Use gumdrops or colored miniature marshmallows to create a DNA helix. Toothpicks serve as the bonds between the bases. Use a different colored gumdrop for each base. For instance, use green gumdrops for guanine, yellow for thymine, red for cytosine and purple for adenine. Pair the bases together: adenine pairs with guanine and thymine couples with cytosine. Attach each half of one pair at the ends of toothpicks to create a single "rung" of the DNA ladder. Insert toothpicks between the "rungs" to connect them in a ladder structure. This is the most basic DNA model suitable for younger children.
Dancing Raisins
Watch carbon dioxide bubbles make raisins dance.
Place raisins into the bottom of a clear beaker or bowl. Cover the raisins with white vinegar and fill the rest of the beaker with water. Spoon in 1 tsp. of baking soda and wait for it to bubble as it reacts with the vinegar. The bubbles will gather around the raisins and make them rise to the top of the container. When the bubbles reach the surface and pop, the raisins sink to the bottom again. Try this also with club soda only, and do not add baking soda.
Gelatin Fruits
Does the type of fruit added to a gelatin change the final dessert?
Conduct a science experiment to see if fruits will remain suspended in gelatin the same. Prepare a box of gelatin dessert for each fruit tested plus one as a control. Try canned fruits and fresh fruits such as canned pineapple, fresh apples, fresh grapes and fresh papaya. Follow the directions on the package for when to add the fruit to the dessert. After chilling the desserts, did all of them set the same? Did some fruits leave the gelatin softer than others?
Natural Battery
Not just for lemonade. Create a battery from a lemon to charge an MP3 player.

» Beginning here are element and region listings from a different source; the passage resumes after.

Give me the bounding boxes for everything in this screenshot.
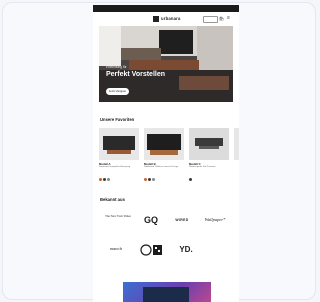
color-swatches: [189, 178, 192, 181]
press-logo-monocle: monocle: [109, 247, 123, 251]
top-navigation: urbanara 🛍 ≡: [93, 12, 239, 25]
bag-icon[interactable]: 🛍: [219, 16, 224, 21]
product-image: [189, 128, 229, 160]
color-swatch[interactable]: [144, 178, 147, 181]
bottom-feature-image[interactable]: [123, 282, 211, 302]
press-logo-wallpaper: Wallpaper*: [204, 217, 226, 222]
press-logo-gq: GQ: [143, 215, 158, 225]
product-card[interactable]: Modell C Plattenspieler Set Premium: [189, 128, 229, 188]
account-button[interactable]: [203, 16, 218, 23]
color-swatch[interactable]: [103, 178, 106, 181]
press-logo-nyt: The New York Times: [105, 214, 131, 218]
hero-banner[interactable]: Einrichtung für Perfekt Vorstellen Jetzt…: [99, 26, 233, 102]
brand-logo[interactable]: urbanara: [153, 15, 181, 22]
product-carousel: Modell A Samtcord, kompakter Boxspring M…: [99, 128, 239, 188]
press-logo-qr: QR: [139, 243, 163, 257]
hamburger-icon[interactable]: ≡: [227, 15, 230, 21]
announcement-bar: [93, 5, 239, 12]
product-description: Sideboard, Walnuss massiv Design: [144, 166, 179, 168]
color-swatches: [144, 178, 155, 181]
logo-mark-icon: [153, 15, 159, 22]
product-card[interactable]: Modell A Samtcord, kompakter Boxspring: [99, 128, 139, 188]
product-description: Plattenspieler Set Premium: [189, 166, 216, 168]
hero-kicker: Einrichtung für: [106, 65, 127, 69]
next-product-peek: [234, 128, 239, 160]
color-swatch[interactable]: [152, 178, 155, 181]
press-logo-wired: WIRED: [175, 218, 189, 222]
press-section-title: Bekannt aus: [100, 197, 125, 202]
product-image: [144, 128, 184, 160]
hero-cta-button[interactable]: Jetzt shoppen: [106, 88, 129, 95]
product-description: Samtcord, kompakter Boxspring: [99, 166, 131, 168]
brand-name: urbanara: [161, 16, 181, 21]
products-section-title: Unsere Favoriten: [100, 117, 135, 122]
hero-title: Perfekt Vorstellen: [106, 71, 166, 78]
color-swatch[interactable]: [107, 178, 110, 181]
press-logos: The New York Times GQ WIRED Wallpaper* m…: [99, 209, 233, 269]
color-swatches: [99, 178, 110, 181]
mobile-page: urbanara 🛍 ≡ Einrichtung für Perfekt Vor…: [93, 5, 239, 302]
product-image: [99, 128, 139, 160]
qr-code-icon: [140, 244, 162, 256]
color-swatch[interactable]: [148, 178, 151, 181]
product-card[interactable]: Modell B Sideboard, Walnuss massiv Desig…: [144, 128, 184, 188]
press-logo-yd: YD.: [179, 245, 193, 254]
color-swatch[interactable]: [99, 178, 102, 181]
color-swatch[interactable]: [189, 178, 192, 181]
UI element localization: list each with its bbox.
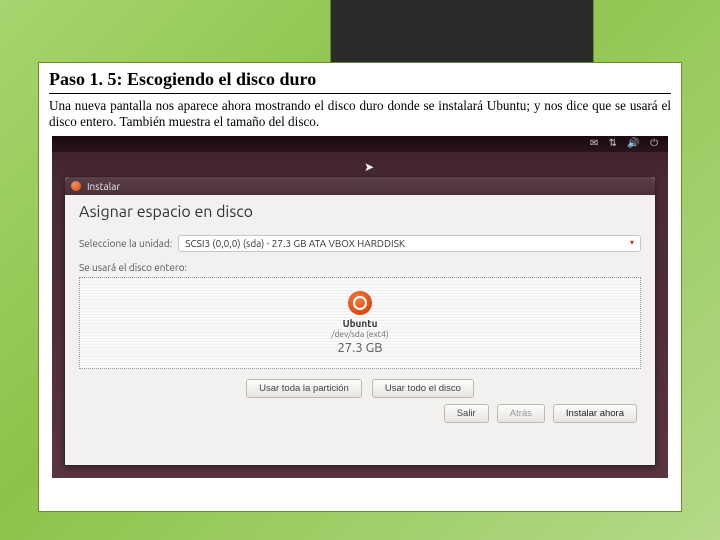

For a science project use lemons to power a small electric device such as a clock, portable radio or MP3 player. Explore how the acid from the lemons creates enough electricity to power the device. Insert a piece of copper and a piece of zinc into the fruit and connect them with a wire. Attach the wire to a voltmeter to determine the current. Connect several fruit batteries together until you have a strong enough current to operate a small clock or charge an MP3 player that needs at least 5 volts.